GEBRUIKSHANDLEIDING F106.7 / F106.7A / F156.7 / F156.7A Machine in bedrijf nemen Inbedrijfname dagelijks Voor de dagelijkse inbedrijfname de werkzaamheden van het onderhoudsschema “T” uitvoeren. Zie ook “Inspectie-en onderhoudsschema's”.
De motor starten De motor uitsluitend starten terwijl u op de bestuurderstoel zit.

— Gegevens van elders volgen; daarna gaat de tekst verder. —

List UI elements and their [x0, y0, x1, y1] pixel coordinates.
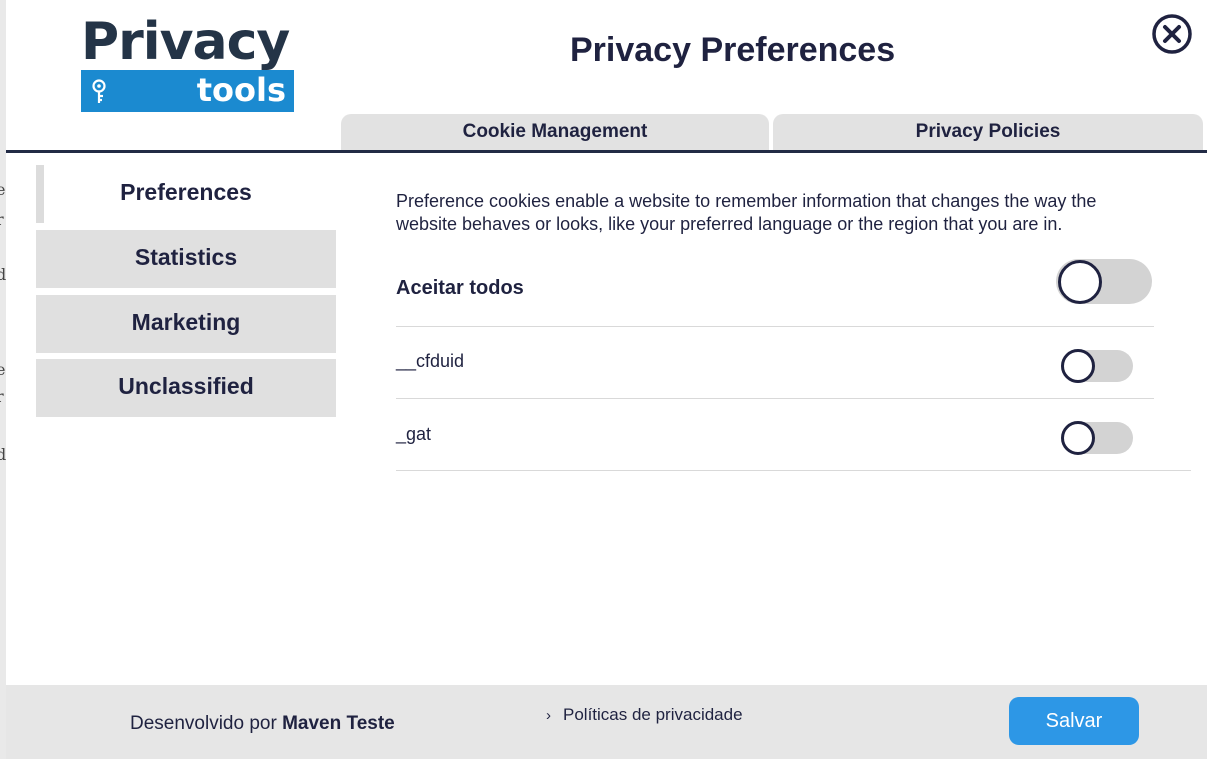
logo-secondary-text: tools — [196, 71, 286, 109]
privacy-policies-link[interactable]: › Políticas de privacidade — [546, 705, 743, 725]
toggle-knob — [1061, 349, 1095, 383]
developed-by-prefix: Desenvolvido por — [130, 713, 277, 734]
cookie-name-cfduid: __cfduid — [396, 351, 465, 371]
close-icon[interactable] — [1151, 13, 1193, 55]
toggle-knob — [1058, 260, 1102, 304]
tab-divider — [6, 150, 1207, 153]
sidebar-item-label: Marketing — [131, 308, 241, 335]
sidebar-item-preferences[interactable]: Preferences — [36, 165, 336, 223]
cookie-toggle-gat[interactable] — [1061, 421, 1133, 455]
logo-primary-text: Privacy — [81, 12, 290, 72]
page-title: Privacy Preferences — [570, 31, 896, 69]
cookie-toggle-cfduid[interactable] — [1061, 349, 1133, 383]
tab-privacy-policies[interactable]: Privacy Policies — [773, 114, 1203, 150]
accept-all-label: Aceitar todos — [396, 277, 524, 299]
modal-footer: Desenvolvido por Maven Teste › Políticas… — [6, 685, 1207, 759]
sidebar-item-statistics[interactable]: Statistics — [36, 230, 336, 288]
privacy-policies-link-label: Políticas de privacidade — [563, 705, 743, 724]
accept-all-toggle[interactable] — [1056, 259, 1152, 304]
save-button[interactable]: Salvar — [1009, 697, 1139, 745]
chevron-right-icon: › — [546, 706, 551, 724]
privacy-tools-logo: Privacy tools — [81, 12, 296, 113]
sidebar-item-label: Statistics — [134, 243, 238, 270]
sidebar-item-unclassified[interactable]: Unclassified — [36, 359, 336, 417]
sidebar-item-label: Preferences — [120, 178, 252, 205]
sidebar-item-marketing[interactable]: Marketing — [36, 295, 336, 353]
privacy-modal: Privacy tools Privacy Preferences Cookie… — [6, 0, 1207, 759]
category-description: Preference cookies enable a website to r… — [396, 191, 1097, 234]
row-divider — [396, 470, 1191, 471]
toggle-knob — [1061, 421, 1095, 455]
developed-by: Desenvolvido por Maven Teste — [130, 713, 395, 735]
logo-bar: tools — [81, 70, 294, 112]
row-divider — [396, 398, 1154, 399]
row-divider — [396, 326, 1154, 327]
tab-cookie-management[interactable]: Cookie Management — [341, 114, 769, 150]
developer-name: Maven Teste — [282, 713, 395, 734]
cookie-name-gat: _gat — [396, 424, 432, 444]
key-icon — [92, 79, 106, 103]
sidebar-item-label: Unclassified — [118, 372, 254, 399]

Alvorens de motor te starten, controleren of alle bedieningselementen in de neutrale stand staan en of de parkeerrem niet losgezet is (op het display letten). De motor niet in afgesloten ruimtes laten draaien. Ervoor zorgen dat er voldoende ventilatie aanwezig is.
48
40001409.00-nl
Voordat de tractor gestart wordt, dienen de volgende punten gecontroleerd te worden. Zie ook “Onderhoudsschema T” en het hoofdstuk “Inspectie en onderhoud“. 1. Het oliepeil in de motorkrukkast en de transmissie controleren. 2. De koelwaterstand (in de winter antivriesmiddel) controleren. 3. Het vloeistofpeil in de accu's controleren (indien deze niet onderhoudsvrij zijn) 4. Het brandstofsysteem, het koelsysteem en op lekken van motorolie controleren. 5. V-snaar van de wisselstroomdynamo controleren. 6. Controleren of de banden de juiste luchtdruk hebben (zie hoofdstuk “Bandenspanning toegestane banden“).